With Enterococcus, entero- refers to the intestines, while -coccus means round shape.

So Enterococcus is a genus of round bacteria that commonly colonizes the gut of humans and animals.

Enterococcus is also called Group D streptococcus in Lancefield classification developed by an American microbiologist Rebecca Lancefield.

There are two species that can cause infections in humans and these are Enterococcus faecalis, amounting for the majority of infections, and Enterococcus faecium, which causes disease more rarely.

Now, looking at an individual bacterium, Enterococcus has a thick peptidoglycan cell wall, which takes in purple dye when Gram stained - so this is a gram-positive bacteria.

When there’s more of them, Enterococci grow in short chains, usually in pairs.

They’re non-spore forming, facultative anaerobes, meaning that they can survive in both aerobic and anaerobic environments and catalase negative, which means they don’t produce an enzyme called catalase.

Enterococci also can tolerate extreme environmental conditions including high sodium chloride concentrations, high pH and even high temperatures.

They can survive at 60 degrees Celsius for up to 30 minutes!

Ok, now, enterococcus is pyrrolidonyl arylamidase positive, because it makes an enzyme called L-pyrrolidonyl arylamidase.

To test for this, a small sample is taken from a suspected bacterial colony, and then inoculated to a disk pad that’s embedded with pyrrolidonyl beta naphthylamide - another joy of a word.

With Enterococcus, pyrrolidonyl arylamidase hydrolyzes pyrrolidonyl beta-naphthylamide to produce beta-naphthylamide.

Try saying that 3 times fast!

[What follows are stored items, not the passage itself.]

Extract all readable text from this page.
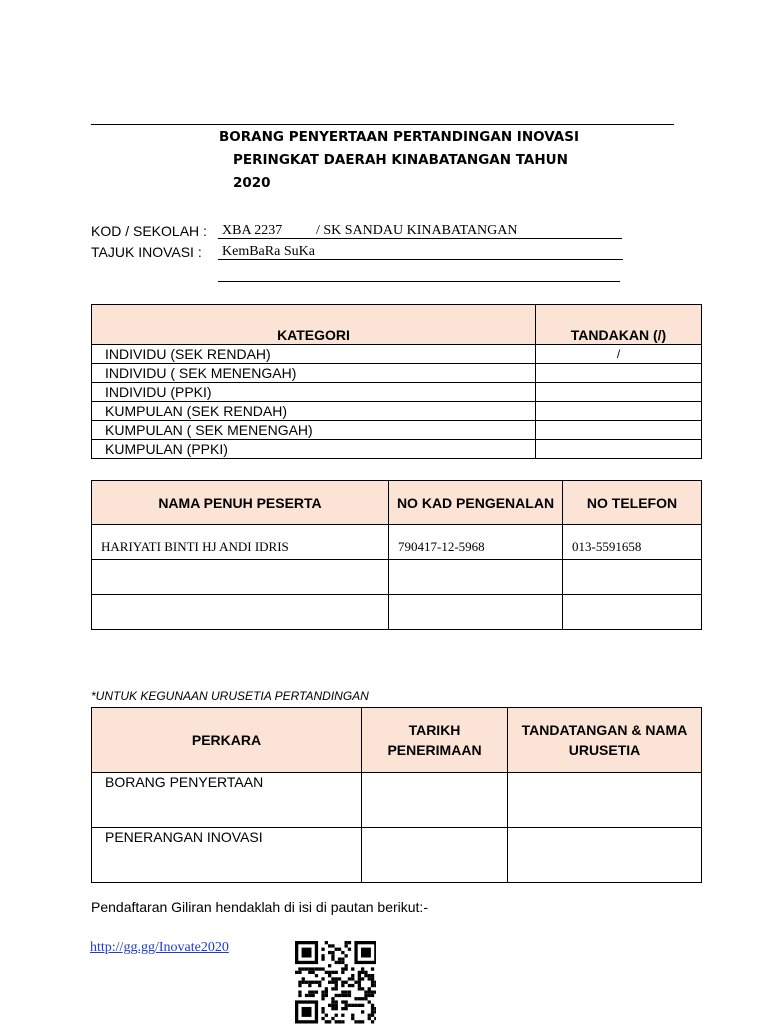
BORANG PENYERTAAN PERTANDINGAN INOVASI
PERINGKAT DAERAH KINABATANGAN TAHUN
2020
KOD / SEKOLAH : XBA 2237 / SK SANDAU KINABATANGAN
TAJUK INOVASI : KemBaRa SuKa
KATEGORI	TANDAKAN (/)
INDIVIDU (SEK RENDAH)	/
INDIVIDU ( SEK MENENGAH)	
INDIVIDU (PPKI)	
KUMPULAN (SEK RENDAH)	
KUMPULAN ( SEK MENENGAH)	
KUMPULAN (PPKI)	
NAMA PENUH PESERTA	NO KAD PENGENALAN	NO TELEFON
HARIYATI BINTI HJ ANDI IDRIS	790417-12-5968	013-5591658

*UNTUK KEGUNAAN URUSETIA PERTANDINGAN
PERKARA	TARIKH PENERIMAAN	TANDATANGAN & NAMA URUSETIA
BORANG PENYERTAAN		
PENERANGAN INOVASI		
Pendaftaran Giliran hendaklah di isi di pautan berikut:-
http://gg.gg/Inovate2020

Finally, another reagent called N-methylamino-cinnamaldehyde is added to the disk, and it reacts with beta-naphthylamide, resulting in a bright red color that confirms Enterococcus is pyrrolidonyl arylamidase positive.

Now, most commonly, Enterococci are gamma hemolytic which means that when cultivated on blood agar they don’t induce hemolysis, so the agar under and around the colony remains unchanged.

But sometimes, they can induce alpha hemolysis, also called partial hemolysis, which means that the agar under the colony turns dark and greenish.

Finally, it can grow on bile salts, which is very useful to differentiate Enterococci from non-enterococcus group D streptococci.

This can be demonstrated with the Bile-Esculin test, that can be done on tubes or plates and uses a medium that contains peptone, beef extract, bile, esculin, ferric citrate and agar.

So, in the presence of bile, Enterococcus can hydrolyze esculin into glucose and esculetin.

Then, esculetin reacts with the ferric ions supplied by ferric citrate and form a black diffusible complex.

So, after 24 to 48 hours, Enterococci cause a diffuse blackening of more than half of the tube or black halos around colonies on plates.

Now, Enterococci are opportunistic pathogens which causes a wide variety of hospital-acquired infections, particularly in people with underlying cardiovascular conditions, or in people with immunosuppressive conditions, like an HIV infection.

They also cause disease in people who have been hospitalized for long periods of time and received multiple antibiotic treatments, or in people with indwelling medical devices such as central venous catheters or urinary catheters.

Under these circumstances, Enterococcus mainly causes infective endocarditis - in fact, Enterococcus is the second most common cause of infective endocarditis overall.

Enterococcus can get in the bloodstream one of two ways.

First, it can be inoculated directly into the blood through a blood vessel catheter.